An ordinance map guides us to the beginning of our walk, and soon we’re traversing pastures and waving hello to sheep as we go.
It’s a relatively flat three-hour walk from Talybont-on-Usk to the base of Pen y Fan, so we’re all in good spirits. Blackberry bushes feed us their fruits, and we even spot a red phone box that’s been converted into a library.
We reach the base of the peak around 12pm, stopping for tea and biscuits (as good Brits and their naturalized counterparts do) before tackling the 2,907-foot summit.
It’s a steep two-hour climb from the base to the peak, and as we go I realize why hiking Pen y Fan is a serious achievement. My out-of-shape legs burn, but my eyes drink in the increasingly breathtaking views.
By the time we reach the top of Pen y Fan I’m won over by the 360-degree vistas.
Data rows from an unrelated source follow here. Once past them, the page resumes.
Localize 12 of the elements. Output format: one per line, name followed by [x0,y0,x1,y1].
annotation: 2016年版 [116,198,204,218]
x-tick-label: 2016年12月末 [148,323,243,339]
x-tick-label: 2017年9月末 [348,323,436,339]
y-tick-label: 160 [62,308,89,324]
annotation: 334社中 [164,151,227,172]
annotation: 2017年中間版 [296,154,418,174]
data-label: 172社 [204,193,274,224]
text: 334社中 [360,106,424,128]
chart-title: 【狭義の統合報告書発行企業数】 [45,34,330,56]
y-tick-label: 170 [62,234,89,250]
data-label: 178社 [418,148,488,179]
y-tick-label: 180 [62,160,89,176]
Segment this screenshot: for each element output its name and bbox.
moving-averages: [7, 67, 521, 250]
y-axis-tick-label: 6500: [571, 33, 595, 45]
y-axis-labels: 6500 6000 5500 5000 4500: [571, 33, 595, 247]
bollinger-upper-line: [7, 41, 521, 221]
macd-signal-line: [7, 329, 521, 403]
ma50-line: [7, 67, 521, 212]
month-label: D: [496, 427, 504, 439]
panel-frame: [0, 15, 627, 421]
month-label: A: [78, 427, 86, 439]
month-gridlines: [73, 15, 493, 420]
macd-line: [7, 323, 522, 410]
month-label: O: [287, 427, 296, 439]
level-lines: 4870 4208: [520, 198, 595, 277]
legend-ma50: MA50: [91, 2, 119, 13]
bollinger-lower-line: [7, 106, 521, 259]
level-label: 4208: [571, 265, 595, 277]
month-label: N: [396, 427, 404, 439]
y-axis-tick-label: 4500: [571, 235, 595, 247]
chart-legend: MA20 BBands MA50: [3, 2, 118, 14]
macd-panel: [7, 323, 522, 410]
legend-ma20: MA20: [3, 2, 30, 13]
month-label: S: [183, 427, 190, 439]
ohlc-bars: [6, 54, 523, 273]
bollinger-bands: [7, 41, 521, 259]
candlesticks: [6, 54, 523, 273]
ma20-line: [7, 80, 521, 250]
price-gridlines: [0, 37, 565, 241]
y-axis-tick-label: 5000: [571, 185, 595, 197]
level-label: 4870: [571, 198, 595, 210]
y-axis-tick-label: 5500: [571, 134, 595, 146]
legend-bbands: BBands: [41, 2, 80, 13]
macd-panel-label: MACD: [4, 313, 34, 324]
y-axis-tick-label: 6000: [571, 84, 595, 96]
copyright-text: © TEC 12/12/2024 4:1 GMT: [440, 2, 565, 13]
From patchwork farms to green gorges, this part of Wales has amazing scenery.
We have lunch on the summit, watching day-trippers from other parts of the Brecon Beacons queue up for photos as our hungry stomachs welcome homemade sandwiches.
As soon as we’re done, we start the steep descent between Pen y Fan and pointy Cribyn, the next peak over. Then it’s another climb to Cribyn’s summit, where more views await.
Down and up again, our third peak of the day is Fan y Big, which despite its giggle-inducing name has great views of the other two summits (as well as Corn Du behind Pen y Fan).
After Fan y Big it’s a long walk along a ridge where the four peaks look increasingly like giant submarines emerging from the valley. The late afternoon sun lights up the path with its golden glow, and even though my feet ache my smile is unstoppable.
Soon it’s back through fields and beside sheep, and before long we’re home again. Hiking Pen y Fan has taken over 9 hours, and we’ve finished shortly before sunset.
My legs feel like noodles and my soles need a rest, but my spirit is soaring with a sense of accomplishment. 19 miles is the longest hike I’ve ever done, and reaching the highest peak in south Wales is a big achievement. But above all, I’m happy to have done the hike right from my front door. Opening it is a homecoming in more ways than one.
Have you done a big hike? Where did you go and how did it feel?